I have a LWC that loads on a frequently accessed lightning page (thousands of times an hour).
It makes a request through synchronous Apex to a legacy webservice where response times are 20 seconds. The rest of the transaction happens within milliseconds.
Concurrent Apex Limits
Considering concurrent Apex request limit is 10 total requests that go over 5 seconds, I would expect many request to denied, but the documentation states:
"HTTP Callout processing time isn't included when calculating the limit".
Does this mean that the 20 seconds it takes to get a response is not counted against the transaction time?

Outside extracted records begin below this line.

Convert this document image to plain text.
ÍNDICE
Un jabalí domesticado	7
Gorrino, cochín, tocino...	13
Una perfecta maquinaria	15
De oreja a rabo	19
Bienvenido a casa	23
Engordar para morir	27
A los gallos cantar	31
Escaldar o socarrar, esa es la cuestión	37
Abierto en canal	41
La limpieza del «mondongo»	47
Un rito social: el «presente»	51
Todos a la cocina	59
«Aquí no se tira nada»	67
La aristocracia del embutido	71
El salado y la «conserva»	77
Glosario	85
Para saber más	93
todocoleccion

Or does "HTTP Callout processing time" refer to the backend operation time related to the SF platform making a request and receiving a response, excluding the actual response time from the endpoint.
The timeout can be extended to 120ms. From the documentation:
The default timeout is 10 seconds. A custom timeout can be defined for each callout. The minimum is 1 millisecond and the maximum is 120,000 milliseconds. See the examples in the next section for how to set custom timeouts for Web services or HTTP callouts.
Is the upper limit for this so high to accommodate for the low volume use cases where you do not have overlapping long running API callouts?
Concurrent API Limits
Documentation states:
The following table lists the limits for various types of orgs for concurrent inbound requests (calls) with a duration of 20 seconds or longer.
Org Type ||| Limit Developer Edition and Trial orgs ||| 5 Production orgs and Sandboxes ||| 25
The timeout limit for an API call is 600,000 milliseconds (10 minutes).
I'm confused by the use of "inbound requests" and "calls". Are these calls to the Salesforce REST API from an external client or calls from Salesforce to external endpoints?